今、映画を作ろうとしている。まったくこれまで映画の世界とは縁がなかった私が何でまた?と思われる人も多いかもしれない。しかし、これは私の人生にとってはえらく必然性のあるもので、単にここに来るまでの道のりに時間がかかっただけで、私の人生の目的の中の一つの行程に過ぎない。そんな風にも思えることを今やろうとしている。
 2年前に原作を書き始めた。当初は、ある大手出版社と出版の話しを進めていたが事情でそれはあきらめ、出版よりも先に映画作りを始めることにした。もちろん、映画作りなど素人の私だ。私一人の力で映画なんかが作れるわけがない。当然、協力者が何人も必要になる。映画監督、プロデューサー、製作会社、その他数え上げたらキリがないほどの人たちとの協力が必要だ。そのための根まわしはやっている。何人かの監督が興味を示してくれている。ただ、これからの日本の映画のあり方を考えると、これまで通りの映画作りの方法はとりたくない。結果がある程度見えるからだ。大手広告代理店、制作会社、プロデューサー、製作委員会、スポンサー、etc。こういう形での絡みとスタッフ作りは、映画製作にまったく関わってこなかった私でもあらかた了解している。でも、このスタイルで、どれだけ立派な日本映画が作れたのだろうか?「千と千尋」だけに一人勝ちされるような情けない映画の世界では何の未来もないし、これからもそうたいした映画が作れるとは思わない(ディズニー映画を肯定するスピルバーグだって、映画とか人間の意味をどれだけわかっているのか?といつも思う)。とは言っても、まだ映画を作ったこともない素人の私がえらそうなことを言ってもしょうがないのだが、ある面、この映画作りに対して勝算はある。お金をどれだけ集められるかという勝算ではない。フランスのプロデューサー、外国のプロダクション、日本での劇場用映画作りの実績はないけれどもそれ以外の映像分野では超一流の映画監督、等など、こうした一番大事な部分での勝算だ。未だに「○○組」という名称で映画作りのスタッフを呼ぶ旧態依然たる日本の映画作りの体質に縁のない人たちの協力関係でしかできない映画。そして、配給システム。そうしたもので作る映画が今の日本には絶対必要だと思う。  
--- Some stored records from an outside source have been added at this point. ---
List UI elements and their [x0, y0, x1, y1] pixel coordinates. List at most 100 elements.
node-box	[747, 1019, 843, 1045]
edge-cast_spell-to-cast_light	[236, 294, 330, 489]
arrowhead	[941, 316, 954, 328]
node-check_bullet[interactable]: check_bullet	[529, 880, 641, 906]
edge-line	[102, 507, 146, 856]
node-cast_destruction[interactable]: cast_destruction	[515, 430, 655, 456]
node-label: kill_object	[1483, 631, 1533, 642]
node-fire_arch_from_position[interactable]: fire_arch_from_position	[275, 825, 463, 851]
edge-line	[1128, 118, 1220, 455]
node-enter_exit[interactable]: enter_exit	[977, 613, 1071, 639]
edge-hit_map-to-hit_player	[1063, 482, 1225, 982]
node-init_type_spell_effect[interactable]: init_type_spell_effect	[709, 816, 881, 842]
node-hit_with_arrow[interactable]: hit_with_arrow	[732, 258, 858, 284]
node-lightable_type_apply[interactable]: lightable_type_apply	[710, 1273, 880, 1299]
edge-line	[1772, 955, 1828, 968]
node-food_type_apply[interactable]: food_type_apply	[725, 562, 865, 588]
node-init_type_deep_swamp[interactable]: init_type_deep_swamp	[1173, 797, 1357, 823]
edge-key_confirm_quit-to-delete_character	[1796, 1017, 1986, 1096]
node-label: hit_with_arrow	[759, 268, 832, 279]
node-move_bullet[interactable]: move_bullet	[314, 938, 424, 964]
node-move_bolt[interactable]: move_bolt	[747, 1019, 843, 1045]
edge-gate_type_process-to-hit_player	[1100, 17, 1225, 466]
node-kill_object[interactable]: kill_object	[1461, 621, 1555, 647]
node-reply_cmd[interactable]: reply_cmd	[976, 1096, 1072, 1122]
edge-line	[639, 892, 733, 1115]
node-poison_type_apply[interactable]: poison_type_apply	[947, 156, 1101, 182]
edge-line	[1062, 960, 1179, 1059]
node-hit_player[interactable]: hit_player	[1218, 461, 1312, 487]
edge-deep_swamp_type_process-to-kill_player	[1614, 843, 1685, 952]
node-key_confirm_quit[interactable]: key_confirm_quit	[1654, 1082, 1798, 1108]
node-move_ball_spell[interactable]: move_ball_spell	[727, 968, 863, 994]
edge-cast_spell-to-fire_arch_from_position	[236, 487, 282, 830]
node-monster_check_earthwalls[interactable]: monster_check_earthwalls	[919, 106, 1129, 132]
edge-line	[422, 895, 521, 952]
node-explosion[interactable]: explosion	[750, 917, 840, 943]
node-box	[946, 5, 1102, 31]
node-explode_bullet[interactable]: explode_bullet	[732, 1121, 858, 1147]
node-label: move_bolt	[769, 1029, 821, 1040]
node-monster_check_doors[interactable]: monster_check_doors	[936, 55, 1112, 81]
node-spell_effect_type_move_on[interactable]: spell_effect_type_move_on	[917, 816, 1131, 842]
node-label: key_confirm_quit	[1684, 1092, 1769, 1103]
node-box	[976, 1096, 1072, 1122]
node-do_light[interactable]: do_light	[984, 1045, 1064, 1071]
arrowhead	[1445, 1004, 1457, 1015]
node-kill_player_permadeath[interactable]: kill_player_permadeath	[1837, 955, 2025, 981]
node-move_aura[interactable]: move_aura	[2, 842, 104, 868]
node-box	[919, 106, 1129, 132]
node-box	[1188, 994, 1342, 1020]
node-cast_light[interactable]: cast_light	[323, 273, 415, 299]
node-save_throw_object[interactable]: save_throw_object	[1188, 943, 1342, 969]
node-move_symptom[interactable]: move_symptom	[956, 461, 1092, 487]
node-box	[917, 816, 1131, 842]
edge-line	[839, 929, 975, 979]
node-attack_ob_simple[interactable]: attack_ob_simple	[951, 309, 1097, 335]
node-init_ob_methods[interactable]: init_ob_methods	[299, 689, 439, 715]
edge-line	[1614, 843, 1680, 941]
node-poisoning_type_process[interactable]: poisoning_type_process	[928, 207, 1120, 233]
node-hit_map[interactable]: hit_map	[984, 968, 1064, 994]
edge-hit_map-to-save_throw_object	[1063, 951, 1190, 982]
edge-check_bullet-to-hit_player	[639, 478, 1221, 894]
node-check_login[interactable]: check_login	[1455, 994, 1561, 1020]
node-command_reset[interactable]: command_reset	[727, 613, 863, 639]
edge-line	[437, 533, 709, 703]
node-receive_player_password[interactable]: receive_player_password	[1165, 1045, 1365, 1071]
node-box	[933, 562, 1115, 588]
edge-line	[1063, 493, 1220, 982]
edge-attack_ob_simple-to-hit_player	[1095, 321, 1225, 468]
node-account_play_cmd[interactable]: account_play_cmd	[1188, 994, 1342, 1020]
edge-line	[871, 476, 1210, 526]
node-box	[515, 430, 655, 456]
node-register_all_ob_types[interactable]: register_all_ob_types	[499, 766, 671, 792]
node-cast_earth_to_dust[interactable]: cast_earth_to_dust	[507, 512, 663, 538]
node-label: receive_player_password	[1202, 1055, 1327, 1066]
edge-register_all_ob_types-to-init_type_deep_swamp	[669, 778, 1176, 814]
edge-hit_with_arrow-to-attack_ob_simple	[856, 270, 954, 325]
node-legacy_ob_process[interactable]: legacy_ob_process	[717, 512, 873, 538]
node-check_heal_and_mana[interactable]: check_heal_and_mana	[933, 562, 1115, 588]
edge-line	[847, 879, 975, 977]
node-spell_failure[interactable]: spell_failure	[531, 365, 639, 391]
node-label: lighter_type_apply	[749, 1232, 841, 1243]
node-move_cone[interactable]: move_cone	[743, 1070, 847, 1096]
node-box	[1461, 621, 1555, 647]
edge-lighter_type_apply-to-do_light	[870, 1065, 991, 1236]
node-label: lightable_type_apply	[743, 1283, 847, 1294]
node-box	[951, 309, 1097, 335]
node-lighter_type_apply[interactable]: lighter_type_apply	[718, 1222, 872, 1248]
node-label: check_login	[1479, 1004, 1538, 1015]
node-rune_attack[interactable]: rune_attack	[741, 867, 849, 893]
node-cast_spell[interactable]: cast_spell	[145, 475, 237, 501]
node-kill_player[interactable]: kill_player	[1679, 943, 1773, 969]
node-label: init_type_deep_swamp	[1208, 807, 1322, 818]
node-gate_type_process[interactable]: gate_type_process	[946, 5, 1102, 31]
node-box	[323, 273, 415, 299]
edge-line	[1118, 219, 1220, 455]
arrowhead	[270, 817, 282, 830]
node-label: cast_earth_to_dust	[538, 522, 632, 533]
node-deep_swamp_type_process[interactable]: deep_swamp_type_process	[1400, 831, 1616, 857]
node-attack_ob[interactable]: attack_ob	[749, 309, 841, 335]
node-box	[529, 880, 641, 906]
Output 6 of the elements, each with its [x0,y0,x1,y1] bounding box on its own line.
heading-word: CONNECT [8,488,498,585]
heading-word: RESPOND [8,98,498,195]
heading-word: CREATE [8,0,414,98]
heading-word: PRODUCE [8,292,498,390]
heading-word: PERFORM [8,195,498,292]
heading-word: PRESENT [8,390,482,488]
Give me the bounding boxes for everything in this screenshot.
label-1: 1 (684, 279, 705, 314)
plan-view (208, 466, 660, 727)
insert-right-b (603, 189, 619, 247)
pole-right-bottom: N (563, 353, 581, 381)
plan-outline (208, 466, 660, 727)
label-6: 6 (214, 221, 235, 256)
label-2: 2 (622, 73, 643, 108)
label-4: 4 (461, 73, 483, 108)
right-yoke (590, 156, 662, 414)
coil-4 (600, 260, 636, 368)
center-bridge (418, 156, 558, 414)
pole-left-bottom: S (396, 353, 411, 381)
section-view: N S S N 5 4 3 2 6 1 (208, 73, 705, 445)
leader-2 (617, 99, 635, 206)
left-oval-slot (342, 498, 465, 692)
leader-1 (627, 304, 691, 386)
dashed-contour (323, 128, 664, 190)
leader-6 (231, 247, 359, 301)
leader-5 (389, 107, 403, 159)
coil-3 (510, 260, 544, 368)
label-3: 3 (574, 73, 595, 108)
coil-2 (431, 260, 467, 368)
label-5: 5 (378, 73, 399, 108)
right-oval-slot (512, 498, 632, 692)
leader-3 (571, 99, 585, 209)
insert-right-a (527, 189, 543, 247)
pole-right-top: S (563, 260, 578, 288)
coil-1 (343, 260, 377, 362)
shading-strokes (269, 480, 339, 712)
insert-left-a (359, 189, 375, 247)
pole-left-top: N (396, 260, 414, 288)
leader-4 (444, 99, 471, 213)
 私は、ずっと音楽作りをやってきた。しかし、そうした私のようなプロの音楽スタッフには絶対の真似のできないことをDJの連中はやってのけた。クラブだけでシコシコとダンスのための音楽をかけていたDJ。ただかけていたと思われた連中が見事に音楽を根本から覆すようなことをやってのけてくれた。彼らの発想は、我々音楽のプロが持っていた発想とはまったく正反対の発想だ。我々は、ゼロから音をどんどん足していって音楽を作る。彼らDJは、まったく逆に、100あるものからどんどん引き算をしていって、そして必要なものだけを削ぎ落として残ったものだけでカッコイイ音を作る。私たちには、到底真似のできなかった発想だ。そんなこと、プロの我々には怖くてできやしない。しかし、彼らはそれをやってのけて見事に成功している。ただ、もちろん彼等のやり方が手放しでいいわけではない。彼らにもできないことはたくさんある。要は、そうした新しい発想を取り入れながら、音楽の原点的なものを大事にして作っていく。このスタンスが大事であって、同じことは映画にも言えるはずだ。映画業界に長くいればいるほど怖くてできないことはたくさんあるはずだ。逆に、映画にまったくの素人の私みたいな人間ならできることもある。  
 要は、何が必要か?それは、一つしかない。映画に対する愛情、音楽に対する愛情。
 じゃあ、愛情さえあれば音楽だって映画だって簡単に作れるのか?もちろん、そんなことはない。必要なものはある。だから、必要なものはそろえる。でも、必要なものを揃えたからといったっていい映画、いい音楽は作れない。そこに必要なものは、やはり愛。これしかない。今、私の周りには、この「愛」を持った人がどんどん集まりつつある。
 毎日毎日学芸会レベルでしかないTVのドラマしか作れない日本の映像の世界を見ていると本当に悲しくなる。別に、日本人の演技のレベルが欧米に比べて極端に低いとは思わない。極端に低いのは意識だ。バスの運転手の役がきたら、大型免許をとるまで撮影に入るのはやめなさい。ダスティン・ホフマンのように、自閉症患者の役がきたら、病院に半年ぐらい通いつめなさい。ピアニストの役がきたら、本当に弾ける真似のできるまで血みどろで練習しなさい。映画を見る人は、映画の世界を虚構とわかって見ている。虚構を楽しむためにお金を払っている。つまらない虚構に誰がお金を払うだろうか?現実の出来事の方がよっぽど面白い。現実よりも面白いかもしれないという期待と夢を抱かせるのが映画の役目なのにそれをしない、できない。役者もそれをできるだけの能力を持っていない、いなくても役者をやっていられる。演奏する力のない人が舞台にたって演奏していても客は感動できるわけがない。演技のできない役者が演技をしていても客は面白いわけがない。でも、それをやらせない環境が日本にはあり過ぎるのだ。ぶつ切りで撮影していけば、セリフを覚える必要もないし感情をこめる必要もない(カメラの長回しで撮影できるができる日本の役者なんて数えるほどだろう)。ポストプロダクション技術が発達したおかげで、素人レベルのアイドルでも主役ができる環境を作っているのは私たち大人だ。いい加減にこのガキ文化をやめにしないと日本のエンタテインメントは影も形もなくなると思う。欧米はもちろんだけれども、台湾、香港、韓国の方がはるかにレベルが高くなっている。たけしや黒沢清だけが評価されたって日本の映画がよくなるとは思えない。このガキ文化が直らない限り、どこまでも意識は落ちる一方だろうと思う。愛もなくなるだけだ。こういう状況を作った責任は私を含めた大人たちにある。私と私の同年代の映画関係者は、その点で意見が一致している。私たちが作ってきたこのどうしようもない文化を何とかしなければと口を揃えて言う。今からでも遅くはない。